Entonces me di cuenta de que Maggie estaba preocupada, realmente inquieta.

—Maggie, Peter Carrington no pudo mostrarse más amable conmigo cuando fui a verlo para hablar sobre ello.

—No me dijiste que lo habías visto.

¿Por qué no lo había hecho? Quizá porque sabía, instintivamente, que mi abuela no habría aprobado que fuese a verle, y luego, cuando él me dijo que no, ya no había motivo para contárselo. Maggie estaba convencida de que Peter Carrington era el responsable de la desaparición de Susan Althorp y que podría estar implicado en la muerte de su esposa.

«Quizá no empujó a su mujer a la piscina, Kay —me dijo en una ocasión—, pero estoy segura de que si la vio caer no hizo nada por salvarla. Y en cuanto a Susan, fue él quien la llevó en coche a casa. Apostaría lo que fuera a que ella se escabulló para reunirse con él cuando sus padres creían que se había acostado».

En 1932, en la época en que secuestraron al niño de los Lindbergh, Maggie tenía ocho años, y se considera la mayor experta del mundo en ese tema, así como en la desaparición de Susan Althorp. Me había hablado del secuestro del niño de los Lindbergh desde que yo era pequeña, señalando que la madre del niño, Anne Morrow Lindbergh, se crió en Englewood, a algo más de un kilómetro de nuestra casa, y que el padre de Anne, Dwight Morrow, había sido embajador en México. Susan Althorp también creció en Englewood, y su padre fue embajador en Bélgica. Para Maggie, los paralelismos eran evidentes… y espantosos.

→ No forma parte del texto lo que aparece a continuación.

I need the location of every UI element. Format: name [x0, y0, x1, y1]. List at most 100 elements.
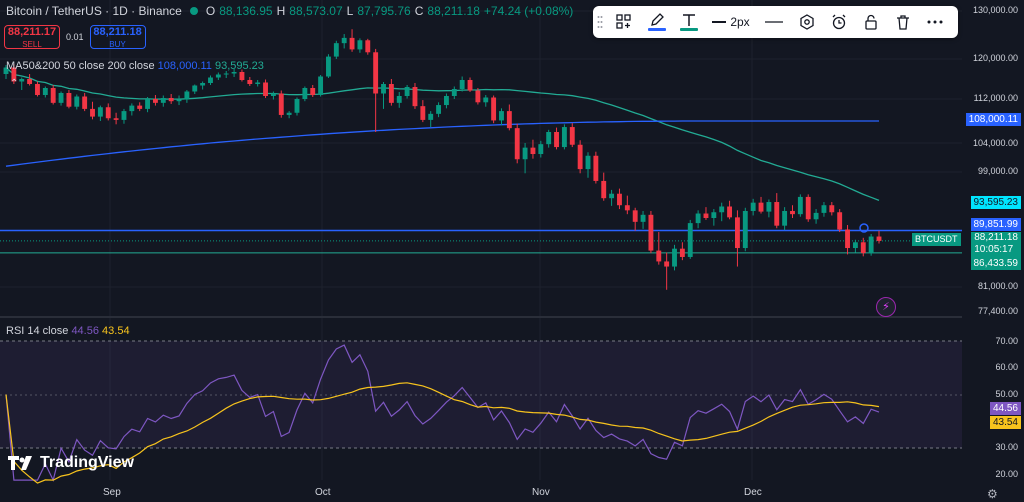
line-width-select[interactable]: 2px — [705, 6, 757, 38]
rsi-legend-label: RSI 14 close — [6, 325, 69, 337]
text-color-icon[interactable] — [673, 6, 705, 38]
candle-body — [703, 213, 709, 218]
candle-body — [687, 223, 693, 257]
price-tick: 77,400.00 — [977, 306, 1018, 316]
rsi-legend[interactable]: RSI 14 close 44.56 43.54 — [6, 325, 130, 337]
candle-body — [19, 79, 25, 82]
symbol-title[interactable]: Bitcoin / TetherUS · 1D · Binance — [6, 4, 182, 18]
candle-body — [90, 108, 95, 117]
high-value: 88,573.07 — [289, 4, 343, 18]
time-tick: Dec — [744, 487, 762, 498]
candle-body — [561, 127, 567, 148]
tradingview-logo-icon — [8, 456, 32, 470]
candle-body — [852, 242, 858, 249]
candle-body — [766, 202, 772, 212]
candle-body — [585, 155, 591, 170]
line-color-pencil-icon[interactable] — [641, 6, 673, 38]
candle-body — [569, 127, 575, 145]
lightning-icon[interactable]: ⚡ — [876, 297, 896, 317]
candle-body — [66, 93, 72, 107]
candle-body — [742, 210, 748, 249]
candle-body — [145, 99, 151, 109]
templates-icon[interactable] — [607, 6, 641, 38]
ma50-value: 93,595.23 — [214, 60, 264, 72]
horizontal-line-price-tag: 89,851.99 — [970, 218, 1021, 231]
candle-body — [821, 205, 827, 213]
candle-body — [270, 93, 276, 96]
source-settings-icon[interactable] — [791, 6, 823, 38]
rsi-ma-line — [5, 382, 880, 484]
candle-body — [499, 111, 504, 121]
time-tick: Oct — [315, 487, 331, 498]
open-label: O — [205, 4, 216, 18]
ma50-price-tag: 93,595.23 — [970, 196, 1021, 209]
drag-handle-icon[interactable] — [593, 6, 607, 38]
drawing-toolbar: 2px — [593, 6, 958, 38]
candle-body — [459, 80, 465, 89]
candle-body — [357, 40, 363, 50]
candle-body — [797, 196, 803, 215]
rsi-tick: 30.00 — [995, 442, 1018, 452]
candle-body — [255, 82, 261, 84]
rsi-tick: 50.00 — [995, 389, 1018, 399]
sell-price: 88,211.17 — [7, 26, 57, 38]
sell-button[interactable]: 88,211.17 SELL — [4, 25, 60, 49]
candle-body — [876, 236, 882, 241]
candle-body — [420, 106, 426, 120]
candle-body — [381, 84, 386, 94]
ma200-line — [5, 120, 879, 167]
price-tick: 120,000.00 — [972, 53, 1018, 63]
candle-body — [829, 205, 835, 213]
ma-legend-label: MA50&200 50 close 200 close — [6, 60, 155, 72]
candle-body — [50, 88, 56, 103]
candle-body — [231, 72, 237, 74]
rsi-value-tag: 44.56 — [989, 402, 1021, 415]
candle-body — [333, 43, 339, 57]
candle-body — [286, 112, 292, 115]
price-axis[interactable]: 130,000.00 120,000.00 112,000.00 104,000… — [961, 0, 1024, 502]
tradingview-logo[interactable]: TradingView — [8, 454, 134, 472]
candle-body — [845, 229, 850, 249]
candle-body — [105, 107, 111, 119]
candle-body — [640, 214, 646, 222]
buy-button[interactable]: 88,211.18 BUY — [89, 25, 146, 49]
rsi-tick: 70.00 — [995, 336, 1018, 346]
candle-body — [428, 113, 434, 120]
more-options-icon[interactable] — [919, 6, 951, 38]
alert-marker[interactable] — [859, 223, 869, 233]
line-style-icon[interactable] — [757, 6, 791, 38]
rsi-ma-value: 43.54 — [102, 325, 130, 337]
candle-body — [475, 90, 481, 103]
candle-body — [868, 236, 874, 254]
candle-body — [734, 217, 740, 249]
ma-legend[interactable]: MA50&200 50 close 200 close 108,000.11 9… — [6, 60, 264, 72]
candle-body — [813, 212, 819, 220]
ma200-price-tag: 108,000.11 — [965, 113, 1021, 126]
candle-body — [609, 193, 615, 199]
candle-body — [443, 96, 449, 106]
price-tick: 130,000.00 — [972, 5, 1018, 15]
alert-clock-icon[interactable] — [823, 6, 855, 38]
settings-gear-icon[interactable]: ⚙ — [987, 487, 998, 501]
candle-body — [82, 96, 88, 109]
candle-body — [223, 73, 229, 75]
candle-body — [168, 98, 174, 102]
candle-body — [664, 261, 670, 267]
candle-body — [247, 80, 253, 84]
candle-body — [750, 202, 756, 211]
low-label: L — [346, 4, 354, 18]
candle-body — [74, 96, 80, 107]
candle-body — [176, 99, 182, 102]
time-tick: Sep — [103, 487, 121, 498]
high-label: H — [276, 4, 286, 18]
lock-icon[interactable] — [855, 6, 887, 38]
brand-name: TradingView — [40, 454, 134, 471]
collapse-legend-icon[interactable]: ⌃ — [10, 78, 19, 89]
price-tick: 112,000.00 — [973, 93, 1018, 103]
buy-price: 88,211.18 — [93, 26, 142, 38]
trash-icon[interactable] — [887, 6, 919, 38]
candle-body — [514, 128, 520, 160]
candle-body — [805, 196, 811, 220]
candle-body — [263, 82, 268, 96]
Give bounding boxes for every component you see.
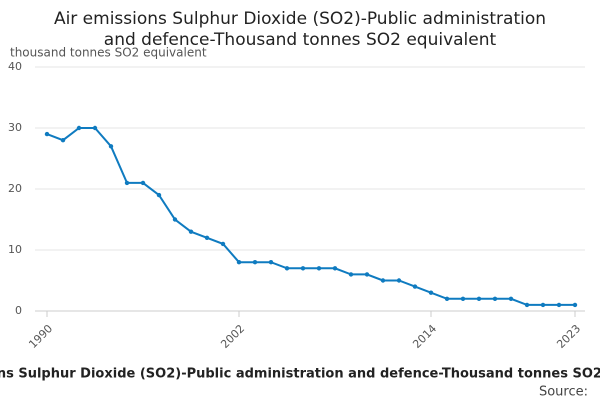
x-tick-label: 2002 [218,322,247,351]
point [76,125,82,131]
point [444,296,450,301]
point [572,302,578,308]
x-tick-label: 2014 [410,322,439,351]
point [300,266,306,271]
point [284,266,290,271]
point [60,138,66,143]
point [92,125,98,131]
caption: Air emissions Sulphur Dioxide (SO2)-Publ… [0,367,600,382]
point [172,217,178,222]
point [268,260,274,265]
point [236,260,242,265]
y-tick-label: 30 [8,121,22,134]
point [156,192,162,198]
point [140,180,146,186]
y-axis-label: thousand tonnes SO2 equivalent [10,46,207,60]
point [252,260,258,265]
point [44,131,50,137]
line [46,127,575,306]
point [124,180,130,186]
point [220,241,226,247]
point [332,266,338,271]
point [428,290,434,295]
x-tick-label: 1990 [26,322,55,351]
point [108,144,114,149]
chart-title: and defence-Thousand tonnes SO2 equivale… [104,30,497,50]
point [540,302,546,308]
point [204,235,210,240]
point [476,296,482,301]
source: Source: [539,385,588,400]
point [412,284,418,289]
point [380,278,386,283]
point [508,296,514,301]
point [364,272,370,277]
y-tick-label: 10 [8,243,22,256]
point [316,266,322,271]
point [556,302,562,308]
y-tick-label: 0 [15,304,22,317]
y-tick-label: 40 [8,60,22,73]
point [524,302,530,308]
chart-title: Air emissions Sulphur Dioxide (SO2)-Publ… [54,9,546,29]
point [492,296,498,301]
point [396,278,402,283]
x-tick-label: 2023 [554,322,583,351]
point [188,229,194,234]
y-tick-label: 20 [8,182,22,195]
point [460,296,466,301]
point [348,272,354,277]
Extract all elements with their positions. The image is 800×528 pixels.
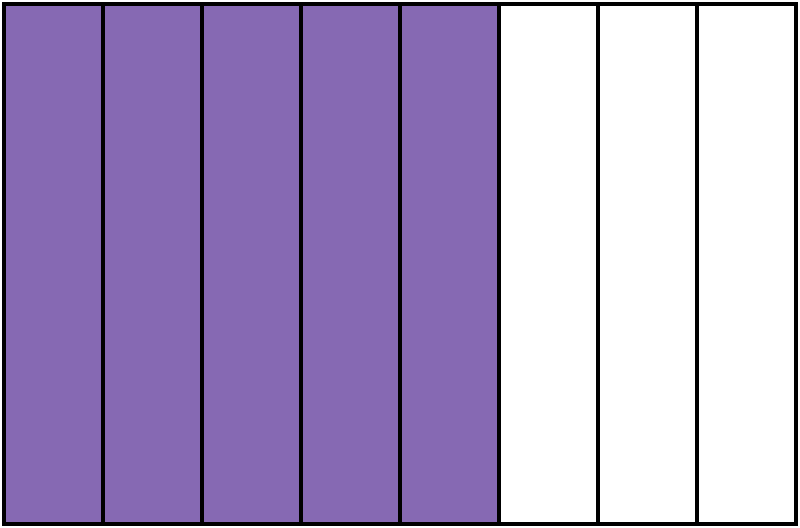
shaded-part <box>103 4 202 524</box>
shaded-part <box>4 4 103 524</box>
unshaded-part <box>598 4 697 524</box>
unshaded-part <box>697 4 796 524</box>
shaded-part <box>400 4 499 524</box>
shaded-part <box>202 4 301 524</box>
unshaded-part <box>499 4 598 524</box>
shaded-part <box>301 4 400 524</box>
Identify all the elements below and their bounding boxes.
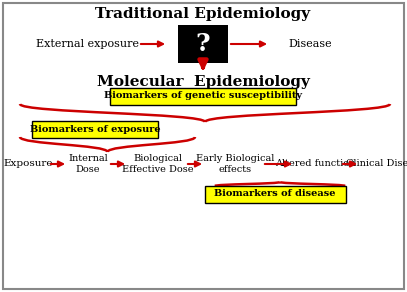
- Text: Early Biological
effects: Early Biological effects: [196, 154, 274, 174]
- Text: Internal
Dose: Internal Dose: [68, 154, 108, 174]
- Text: Altered function: Altered function: [275, 159, 355, 168]
- FancyBboxPatch shape: [32, 121, 158, 138]
- Text: Exposure: Exposure: [3, 159, 53, 168]
- Text: Molecular  Epidemiology: Molecular Epidemiology: [96, 75, 309, 89]
- FancyBboxPatch shape: [178, 25, 228, 63]
- FancyBboxPatch shape: [110, 88, 296, 105]
- Text: Clinical Disease: Clinical Disease: [346, 159, 407, 168]
- Text: Biomarkers of exposure: Biomarkers of exposure: [30, 124, 160, 133]
- Text: External exposure: External exposure: [35, 39, 138, 49]
- Text: Biomarkers of genetic susceptibility: Biomarkers of genetic susceptibility: [104, 91, 302, 100]
- FancyBboxPatch shape: [204, 185, 346, 202]
- Text: Biomarkers of disease: Biomarkers of disease: [214, 190, 336, 199]
- Text: Traditional Epidemiology: Traditional Epidemiology: [95, 7, 311, 21]
- Text: Disease: Disease: [288, 39, 332, 49]
- Text: Biological
Effective Dose: Biological Effective Dose: [122, 154, 194, 174]
- Text: ?: ?: [196, 32, 210, 56]
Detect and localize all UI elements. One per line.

El secuestro del pequeño de los Lindbergh fue uno de los sucesos más sonados del siglo XX. El niño perfecto del matrimonio perfecto, y todas esas preguntas sin respuesta… ¿Cómo supo Bruno Hauptmann que los Lindbergh habían decidido quedarse aquella tarde en su casa nueva en el campo porque el niño estaba resfriado, en vez de volver a su propiedad en Morrow, como habían pensado hacer en un principio? ¿Cómo supo Hauptmann cuál era el punto exacto donde debía colocar la escalera para llegar a la ventana abierta del cuarto del niño? Maggie siempre buscaba similitudes entre ambos casos.

«El cuerpo del niño de los Lindbergh fue descubierto por casualidad —solía decirme—. Fue terrible, pero al menos la familia no ha tenido que pasarse el resto de su vida preguntándose si su hijo estaba creciendo en otra parte con alguien que lo maltratase. La madre de Susan Althorp se despierta todas las mañanas preguntándose si ése será el día que suene el teléfono y oiga la voz de su hija. Sé que así es como me sentiría yo si mi hija hubiera desaparecido. Si al menos hubieran encontrado el cuerpo, la señora Althorp podría visitar su tumba».

Hacía mucho tiempo que Maggie no hablaba del caso Althorp, pero apuesto cualquier cosa a que si estuviera en la cola del supermercado y viera la revista Celeb con la foto en portada de Peter Carrington, la compraría. Lo cual explicaba su repentina inquietud al saber que yo había estado en su presencia.

Le di un beso en la coronilla.

—Maggie, tengo hambre. Vámonos a comer por ahí un plato de pasta.

Cuando la dejé en su casa una hora y media después, tras vacilar unos instantes me dijo:

—Kay, entra un momento. Quiero asistir a ese cóctel. Te firmaré un cheque.

—Maggie, eso es una locura —protesté—. Es demasiado dinero para ti.

—Voy a ir —dijo ella.

Su determinación no admitía discusiones.

Pocos minutos después, atravesaba en coche el puente George Washington, de vuelta a mi apartamento, con su cheque en mi cartera. Sabía cuál era el motivo por el que había insistido en venir. Mientras yo estuviera bajo el techo de la mansión de los Carrington, Maggie sería mi guardaespaldas personal.